Além da pista, o Parque Olímpico da Barra da Tijuca também exigiu desapropriação de moradores de favelas da região, como a Vila Autódromo. Aí já surgem situações pendentes. A Matriz de Responsabilidade elaborada pela Autoridade Pública Olímpica, na qual deveriam constar todos os gastos, deixou de fora pelo menos R$ 275 milhões relativos às indenizações pagas aos moradores da Vila Autódromo. Elas deveriam compensar remoções que foram apontadas como necessárias segundo um estudo de viabilidade feito pelas próprias construtoras que venceram a licitação do Parque Olímpico, sendo que os contratos assinados estão sendo investigados em um inquérito do Ministério Público do Rio de Janeiro por “indícios de possíveis irregularidades”.

Atualmente, 75% da área pública original, o antigo autódromo, pertence ao consórcio formado pelas empresas Odebrecht, Andrade Gutierrez e Carvalho Hosken, que venceu a licitação do Parque Olímpico e recebeu do município a posse do terreno ocupado pelas estruturas olímpicas temporárias como parte do pagamento pela execução das obras necessárias (além das mensalidades, que totalizam R$ 265 milhões, há pagamentos extras que somam R$ 250 milhões).
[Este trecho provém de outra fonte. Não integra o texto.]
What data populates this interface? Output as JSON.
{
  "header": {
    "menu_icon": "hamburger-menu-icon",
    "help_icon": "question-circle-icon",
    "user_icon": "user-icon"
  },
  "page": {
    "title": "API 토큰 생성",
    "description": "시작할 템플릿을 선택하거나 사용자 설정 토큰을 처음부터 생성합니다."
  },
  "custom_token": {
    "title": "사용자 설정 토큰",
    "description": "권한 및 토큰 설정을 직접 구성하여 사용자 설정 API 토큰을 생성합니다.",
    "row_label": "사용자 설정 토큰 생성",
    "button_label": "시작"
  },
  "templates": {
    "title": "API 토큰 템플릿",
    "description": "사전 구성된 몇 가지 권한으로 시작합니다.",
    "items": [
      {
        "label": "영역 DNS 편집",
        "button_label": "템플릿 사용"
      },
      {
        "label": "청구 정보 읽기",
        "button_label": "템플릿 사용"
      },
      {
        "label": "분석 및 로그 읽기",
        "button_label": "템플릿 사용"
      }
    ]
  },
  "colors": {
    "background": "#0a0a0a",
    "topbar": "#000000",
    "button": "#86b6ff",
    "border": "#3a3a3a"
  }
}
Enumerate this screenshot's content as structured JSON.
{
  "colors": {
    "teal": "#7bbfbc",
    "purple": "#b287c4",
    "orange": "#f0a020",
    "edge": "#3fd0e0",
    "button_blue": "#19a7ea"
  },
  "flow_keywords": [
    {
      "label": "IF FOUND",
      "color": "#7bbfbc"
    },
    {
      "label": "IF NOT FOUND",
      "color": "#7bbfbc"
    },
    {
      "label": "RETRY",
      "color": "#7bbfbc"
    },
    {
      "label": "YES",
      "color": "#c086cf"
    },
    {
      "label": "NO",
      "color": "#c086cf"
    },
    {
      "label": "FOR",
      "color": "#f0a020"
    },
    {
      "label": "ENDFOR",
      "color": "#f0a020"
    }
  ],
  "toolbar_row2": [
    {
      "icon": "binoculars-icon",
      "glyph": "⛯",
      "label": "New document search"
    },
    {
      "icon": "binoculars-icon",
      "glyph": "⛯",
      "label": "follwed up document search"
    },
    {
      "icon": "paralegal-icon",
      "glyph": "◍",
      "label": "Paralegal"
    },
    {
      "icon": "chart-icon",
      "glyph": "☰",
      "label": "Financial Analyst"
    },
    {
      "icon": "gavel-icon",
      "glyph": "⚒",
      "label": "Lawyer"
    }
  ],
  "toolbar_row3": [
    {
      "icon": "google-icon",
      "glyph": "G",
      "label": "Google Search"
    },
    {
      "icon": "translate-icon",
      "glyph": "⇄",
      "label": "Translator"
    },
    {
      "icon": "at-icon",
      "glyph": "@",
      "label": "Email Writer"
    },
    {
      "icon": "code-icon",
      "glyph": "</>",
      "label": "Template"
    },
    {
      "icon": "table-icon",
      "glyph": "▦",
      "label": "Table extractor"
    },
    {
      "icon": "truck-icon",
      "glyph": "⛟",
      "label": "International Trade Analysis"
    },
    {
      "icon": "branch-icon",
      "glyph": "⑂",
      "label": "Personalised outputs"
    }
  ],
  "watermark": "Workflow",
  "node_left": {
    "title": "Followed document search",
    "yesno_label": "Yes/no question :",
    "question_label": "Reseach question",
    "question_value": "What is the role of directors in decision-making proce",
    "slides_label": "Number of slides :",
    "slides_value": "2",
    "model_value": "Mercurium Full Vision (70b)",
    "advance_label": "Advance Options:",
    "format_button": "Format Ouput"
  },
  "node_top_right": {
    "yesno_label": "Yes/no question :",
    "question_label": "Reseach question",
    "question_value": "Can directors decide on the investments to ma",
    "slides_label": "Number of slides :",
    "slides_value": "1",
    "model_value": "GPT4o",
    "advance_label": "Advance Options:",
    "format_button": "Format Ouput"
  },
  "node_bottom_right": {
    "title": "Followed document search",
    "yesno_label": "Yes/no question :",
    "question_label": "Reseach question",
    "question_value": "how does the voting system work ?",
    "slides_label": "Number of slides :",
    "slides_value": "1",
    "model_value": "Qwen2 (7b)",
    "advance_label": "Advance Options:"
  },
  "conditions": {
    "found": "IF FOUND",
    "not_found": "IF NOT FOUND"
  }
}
Os terrenos foram avaliados em mais de R$ 850 milhões. Depois de ter definido o vencedor da licitação, a prefeitura ainda chegou a formalizar em 2015 alterações que modificaram a localização do velódromo e do Centro Olímpico de Tênis, uma das estruturas que seriam desmontadas para dar lugar a empreendimentos de interesse das construtoras. Segundo reportagem do UOL, essa modificação provocou um “desequilíbrio” na equação, beneficiando o consórcio, e isso deveria ter sido reequilibrado de alguma forma (o que não aconteceu).

A licitação para construção do Centro Olímpico de Tênis foi vencida pela construtora Ibeg, que atrasou as obras, não pagou funcionários e teve seu pedido de falência negado. Resultado: para acabar os trabalhos, foram contratadas em caráter emergencial e sem licitação duas empresas para garantir que as estruturas estivessem prontas para receber o evento: a construtora Volume e promotora de eventos Fagga. Como apenas duas – a principal (10 mil lugares) e a do prédio anexo (3 mil lugares) – das 16 quadras que fazem parte do complexo deverão permanecer no terreno, todo o resto das estruturas é alugado e tem desmonte previsto até o fim de outubro. Sobre as arenas que ficam, a Empresa Olímpica Municipal informa apenas que “a administração dessas arenas está incluída no edital de concessão das instalações esportivas do Parque Olímpico”. Pois bem, a vencedora da concessão também será responsável pela administração do velódromo, das Arenas Cariocas 1, 2 e 3 e da pista de atletismo. Nós voltaremos a falar dessa concorrência mais adiante.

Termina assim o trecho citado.